Telepresence not just for enterprises

Keerthi Chandan
09 Jun 2011

Business spending on telepresence is poised for a massive increase as enterprises across the world continue to focus on cost-cutting and productivity.

The market for telepresence in APAC is growing at a CAGR of over 50% for the period 2008-2013 and is expected to reach $300 million the by end of 2013, excluding services. This represents a CAGR of nearly 25%.

The growth rate in India is in pace with that of its neighbours, with spending expected to reach $70 million by end of 2013.

While Cisco and Polycom are contending for the lion's share of the market, a number of new players have emerged in response to the opportunities in emerging markets.

Most vendors have something common in their go to market strategy – a verticalized approach. Healthcare, public sector, education, financial services and high-tech are a few of the most targeted verticals. Tavess believes that this targeted approach, if well supported by for-the-industry offerings, will help vendors make quick inroads.
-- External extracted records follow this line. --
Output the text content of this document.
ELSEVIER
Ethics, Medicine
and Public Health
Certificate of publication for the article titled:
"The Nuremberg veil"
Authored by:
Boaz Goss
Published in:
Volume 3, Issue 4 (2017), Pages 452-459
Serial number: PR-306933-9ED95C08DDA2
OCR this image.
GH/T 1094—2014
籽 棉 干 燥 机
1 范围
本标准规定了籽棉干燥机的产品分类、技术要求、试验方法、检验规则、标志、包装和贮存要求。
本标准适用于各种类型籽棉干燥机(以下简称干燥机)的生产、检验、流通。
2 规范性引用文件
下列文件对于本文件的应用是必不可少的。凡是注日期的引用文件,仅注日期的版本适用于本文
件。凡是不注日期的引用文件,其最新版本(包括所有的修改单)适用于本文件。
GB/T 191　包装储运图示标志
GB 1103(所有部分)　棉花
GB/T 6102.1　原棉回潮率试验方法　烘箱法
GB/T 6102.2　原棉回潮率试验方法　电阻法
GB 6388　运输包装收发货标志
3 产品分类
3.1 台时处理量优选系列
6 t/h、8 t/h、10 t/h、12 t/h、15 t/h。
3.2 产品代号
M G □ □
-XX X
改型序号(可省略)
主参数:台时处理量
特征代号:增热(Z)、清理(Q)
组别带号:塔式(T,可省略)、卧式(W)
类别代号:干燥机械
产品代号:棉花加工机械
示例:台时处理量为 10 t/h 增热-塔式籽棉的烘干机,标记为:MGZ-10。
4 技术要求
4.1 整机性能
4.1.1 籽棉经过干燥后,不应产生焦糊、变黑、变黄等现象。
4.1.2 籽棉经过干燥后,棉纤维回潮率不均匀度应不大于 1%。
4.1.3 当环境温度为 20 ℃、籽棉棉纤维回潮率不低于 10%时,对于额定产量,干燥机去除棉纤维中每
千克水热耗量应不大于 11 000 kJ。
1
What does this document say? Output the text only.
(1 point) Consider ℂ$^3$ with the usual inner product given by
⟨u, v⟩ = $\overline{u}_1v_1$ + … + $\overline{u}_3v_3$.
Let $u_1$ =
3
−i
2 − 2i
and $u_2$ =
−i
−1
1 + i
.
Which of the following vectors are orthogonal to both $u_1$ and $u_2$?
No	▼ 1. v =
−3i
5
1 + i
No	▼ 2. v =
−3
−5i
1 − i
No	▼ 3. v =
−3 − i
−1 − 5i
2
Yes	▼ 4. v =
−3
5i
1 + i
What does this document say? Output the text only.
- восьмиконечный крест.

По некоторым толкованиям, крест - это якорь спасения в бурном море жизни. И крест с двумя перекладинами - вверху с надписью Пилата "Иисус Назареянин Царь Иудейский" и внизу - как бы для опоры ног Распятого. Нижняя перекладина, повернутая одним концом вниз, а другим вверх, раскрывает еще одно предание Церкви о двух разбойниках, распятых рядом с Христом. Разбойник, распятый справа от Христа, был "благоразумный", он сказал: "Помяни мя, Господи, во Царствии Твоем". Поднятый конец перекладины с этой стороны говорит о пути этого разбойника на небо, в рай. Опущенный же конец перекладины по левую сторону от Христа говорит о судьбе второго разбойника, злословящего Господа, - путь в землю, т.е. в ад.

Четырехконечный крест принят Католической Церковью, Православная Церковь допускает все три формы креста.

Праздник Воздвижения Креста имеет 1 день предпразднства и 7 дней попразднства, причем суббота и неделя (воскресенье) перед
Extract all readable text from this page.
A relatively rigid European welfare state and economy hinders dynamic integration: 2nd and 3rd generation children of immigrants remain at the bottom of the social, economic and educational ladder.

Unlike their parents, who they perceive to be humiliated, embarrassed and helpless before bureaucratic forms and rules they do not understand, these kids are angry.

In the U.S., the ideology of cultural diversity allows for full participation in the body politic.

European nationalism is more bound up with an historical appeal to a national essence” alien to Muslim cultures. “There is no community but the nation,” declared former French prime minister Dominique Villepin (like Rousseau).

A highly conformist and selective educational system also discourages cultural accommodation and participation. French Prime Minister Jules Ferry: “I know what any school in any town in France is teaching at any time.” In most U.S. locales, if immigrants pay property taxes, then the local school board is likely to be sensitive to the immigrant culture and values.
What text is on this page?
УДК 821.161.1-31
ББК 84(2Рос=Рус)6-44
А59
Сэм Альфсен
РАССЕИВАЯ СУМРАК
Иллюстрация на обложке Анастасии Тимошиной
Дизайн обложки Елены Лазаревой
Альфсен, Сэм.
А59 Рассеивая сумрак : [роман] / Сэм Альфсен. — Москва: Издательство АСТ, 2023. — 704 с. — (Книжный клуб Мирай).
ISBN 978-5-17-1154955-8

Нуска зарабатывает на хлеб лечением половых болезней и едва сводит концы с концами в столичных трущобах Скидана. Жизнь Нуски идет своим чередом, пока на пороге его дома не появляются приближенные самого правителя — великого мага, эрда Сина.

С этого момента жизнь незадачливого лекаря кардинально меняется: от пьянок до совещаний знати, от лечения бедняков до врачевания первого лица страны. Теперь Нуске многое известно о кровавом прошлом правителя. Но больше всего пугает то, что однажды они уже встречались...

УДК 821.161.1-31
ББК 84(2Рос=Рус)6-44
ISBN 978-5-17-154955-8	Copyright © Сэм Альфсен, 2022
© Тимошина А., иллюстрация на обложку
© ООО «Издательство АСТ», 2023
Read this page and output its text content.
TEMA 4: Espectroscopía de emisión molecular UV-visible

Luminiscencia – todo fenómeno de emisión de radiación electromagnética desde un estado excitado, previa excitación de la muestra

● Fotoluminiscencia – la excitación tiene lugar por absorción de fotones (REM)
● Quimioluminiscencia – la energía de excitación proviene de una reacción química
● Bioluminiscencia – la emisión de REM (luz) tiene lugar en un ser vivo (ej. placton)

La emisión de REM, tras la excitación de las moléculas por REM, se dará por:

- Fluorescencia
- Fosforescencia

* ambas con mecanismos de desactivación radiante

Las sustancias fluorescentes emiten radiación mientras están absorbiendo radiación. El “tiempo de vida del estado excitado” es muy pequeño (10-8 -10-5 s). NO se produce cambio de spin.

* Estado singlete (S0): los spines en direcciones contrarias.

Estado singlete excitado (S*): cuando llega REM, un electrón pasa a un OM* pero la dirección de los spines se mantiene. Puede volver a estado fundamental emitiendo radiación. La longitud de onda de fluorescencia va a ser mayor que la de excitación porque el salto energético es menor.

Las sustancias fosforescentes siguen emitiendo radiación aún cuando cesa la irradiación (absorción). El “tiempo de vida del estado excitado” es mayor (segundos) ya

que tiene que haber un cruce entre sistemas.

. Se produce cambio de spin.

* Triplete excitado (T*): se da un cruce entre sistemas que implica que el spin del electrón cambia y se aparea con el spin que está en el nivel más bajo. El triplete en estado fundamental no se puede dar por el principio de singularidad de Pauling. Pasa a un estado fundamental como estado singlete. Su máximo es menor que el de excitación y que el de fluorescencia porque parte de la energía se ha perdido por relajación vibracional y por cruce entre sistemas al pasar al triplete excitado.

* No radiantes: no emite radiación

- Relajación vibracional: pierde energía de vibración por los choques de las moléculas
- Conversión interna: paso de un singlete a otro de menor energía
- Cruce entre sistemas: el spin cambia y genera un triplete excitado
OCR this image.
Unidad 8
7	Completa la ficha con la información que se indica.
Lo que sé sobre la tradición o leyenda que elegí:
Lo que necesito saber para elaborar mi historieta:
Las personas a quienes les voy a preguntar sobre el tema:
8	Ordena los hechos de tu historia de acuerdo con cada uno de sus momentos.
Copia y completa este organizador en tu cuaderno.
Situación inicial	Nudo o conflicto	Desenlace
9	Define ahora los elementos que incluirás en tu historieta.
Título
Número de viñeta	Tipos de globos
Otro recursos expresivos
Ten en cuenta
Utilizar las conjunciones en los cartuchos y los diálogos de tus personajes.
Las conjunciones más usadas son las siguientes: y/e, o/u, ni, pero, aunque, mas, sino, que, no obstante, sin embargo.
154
Tavess believes that telepresence is an expensive proposition which limits these systems to a very high end niche. Further, Tavess observes that most players target large enterprises due to the obvious affordability factor and relevance from travel perspective, but the potential of the growing SMB segment is often overlooked despite standing relevance from cost-control perspective. With an average list price of $300,000, cost is a concern in emerging markets like India.

Tavess believes that ‘Telepresence-as-a-Service’ will be attractive not only in emerging markets but everywhere. Over time, Telepresence-as-a-Service can exceed traditional installations in both count and revenue. Few vendors are working on this already. One exception is VADS in partnership with Cisco in Malaysia, offering three- or five-year contract options.